Friday 19 June 2015

Was Louisa really a Murphy?


Louisa Murphy
1855 - 1928
Sometime during the ‘blank spot’ in George’s life, he met Louisa Murphy, a Cornish girl born in Mevagissey in 1855, who also left us with some unanswered questions – or more precisely, her father did.  All we know of him is that his name was probably Michael Murphy and he was probably Irish.  That’s it.   

Louisa’s mother, Jane Tremayne, had two daughters.  The eldest, also called Jane, went by the surname Tremayne, and annoyingly disappeared from sight, genealogically speaking, before she grew up.  Louisa was also called Tremayne when she was born, but when she was baptised nearly ten years later, her surname was Murphy.  Did her parents get married in the interim?  And was Michael Murphy her father or not?  In later life Louisa was often heard to say that she was proud of her Irish background, so that might answer the question.

Louisa's pedigree, with a lot of blank spaces


In 1861, when Louisa was about five years old, she and her mother were missing from the UK census, but Louisa's sister Jane (still called Tremayne) age seven, was with her grandmother and aunt in Cornwall.  Michael Murphy was nowhere, and everywhere - with no idea when or where or to whom he was born, it's impossible to find him amongst a myriad of Michael Murphys.  I have to wonder if he and Jane took Louisa to Ireland around that time, and got married there.  But I can only wonder, with no records at all to help answer the question.

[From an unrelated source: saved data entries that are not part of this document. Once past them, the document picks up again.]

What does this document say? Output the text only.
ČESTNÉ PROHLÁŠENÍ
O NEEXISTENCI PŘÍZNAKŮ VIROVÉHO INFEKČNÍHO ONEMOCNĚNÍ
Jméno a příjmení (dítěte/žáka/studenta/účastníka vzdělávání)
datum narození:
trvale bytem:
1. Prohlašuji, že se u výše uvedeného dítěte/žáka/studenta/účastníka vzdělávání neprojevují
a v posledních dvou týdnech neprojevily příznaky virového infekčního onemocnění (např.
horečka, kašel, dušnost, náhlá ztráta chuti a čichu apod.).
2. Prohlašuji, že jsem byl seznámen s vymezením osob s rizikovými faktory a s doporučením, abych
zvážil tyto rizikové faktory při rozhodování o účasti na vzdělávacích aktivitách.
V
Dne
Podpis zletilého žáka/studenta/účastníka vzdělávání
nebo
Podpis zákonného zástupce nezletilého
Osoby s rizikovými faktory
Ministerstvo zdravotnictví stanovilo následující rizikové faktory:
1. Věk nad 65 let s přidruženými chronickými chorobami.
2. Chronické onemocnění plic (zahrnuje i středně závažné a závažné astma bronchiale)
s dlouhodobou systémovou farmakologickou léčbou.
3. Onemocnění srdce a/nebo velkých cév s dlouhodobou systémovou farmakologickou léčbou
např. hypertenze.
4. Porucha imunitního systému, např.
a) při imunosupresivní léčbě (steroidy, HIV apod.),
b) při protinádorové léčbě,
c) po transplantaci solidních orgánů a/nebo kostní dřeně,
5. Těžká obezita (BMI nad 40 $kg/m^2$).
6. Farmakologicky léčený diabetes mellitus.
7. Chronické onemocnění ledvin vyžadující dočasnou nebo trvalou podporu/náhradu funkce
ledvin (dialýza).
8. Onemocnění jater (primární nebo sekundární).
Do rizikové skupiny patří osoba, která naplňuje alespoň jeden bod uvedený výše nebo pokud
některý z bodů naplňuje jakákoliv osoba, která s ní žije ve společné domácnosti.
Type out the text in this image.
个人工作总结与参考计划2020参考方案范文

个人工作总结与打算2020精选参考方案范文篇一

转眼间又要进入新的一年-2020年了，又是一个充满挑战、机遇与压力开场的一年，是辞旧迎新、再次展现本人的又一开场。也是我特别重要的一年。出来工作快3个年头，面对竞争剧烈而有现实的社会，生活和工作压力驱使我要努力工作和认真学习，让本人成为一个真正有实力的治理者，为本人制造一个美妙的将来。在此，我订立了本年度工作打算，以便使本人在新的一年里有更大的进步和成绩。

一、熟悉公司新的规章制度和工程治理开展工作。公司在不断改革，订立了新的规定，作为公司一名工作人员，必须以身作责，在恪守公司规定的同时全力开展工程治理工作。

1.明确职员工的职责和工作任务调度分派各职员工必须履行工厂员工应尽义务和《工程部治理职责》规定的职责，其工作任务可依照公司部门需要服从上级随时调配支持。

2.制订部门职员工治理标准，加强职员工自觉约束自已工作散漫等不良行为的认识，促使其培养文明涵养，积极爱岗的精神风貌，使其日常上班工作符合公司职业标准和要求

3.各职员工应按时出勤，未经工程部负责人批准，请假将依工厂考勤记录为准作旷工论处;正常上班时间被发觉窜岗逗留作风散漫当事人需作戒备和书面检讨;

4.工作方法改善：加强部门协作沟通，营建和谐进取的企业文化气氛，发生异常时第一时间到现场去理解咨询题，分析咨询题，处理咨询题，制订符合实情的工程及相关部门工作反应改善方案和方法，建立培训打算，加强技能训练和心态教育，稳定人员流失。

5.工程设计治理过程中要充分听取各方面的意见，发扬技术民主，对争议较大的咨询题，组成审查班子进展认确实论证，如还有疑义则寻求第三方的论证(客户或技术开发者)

Ten years later, in the 1871 census, Michael Murphy was still invisible.  Louisa and her mother had moved to Plymouth, Devon, where they lived in a boarding house at 4 Notte St.  Jane described herself as Jane Murphy, a widow, working as a laundress.  I have a strong suspicion that she was never actually married to Michael Murphy, or anyone else, but to be honest, I have no evidence one way or the other.  Louisa was then fifteen years old and attending school, and her sister Jane's whereabouts are in doubt.  There was a seventeen year old Jane Murphy working as a maid in a boy's school in Plymouth at the time - this is probably her, but I can't be sure.

So amongst George Cockram, his mother and grandmother, Michael Murphy and all three of the Tremaynes, there seems to have been a lot of census-dodging and illegitimate procreation going on - you'd think they were deliberately trying to make my ancestor hunt more difficult!  There are so many little mysteries in this group, it's all very frustrating.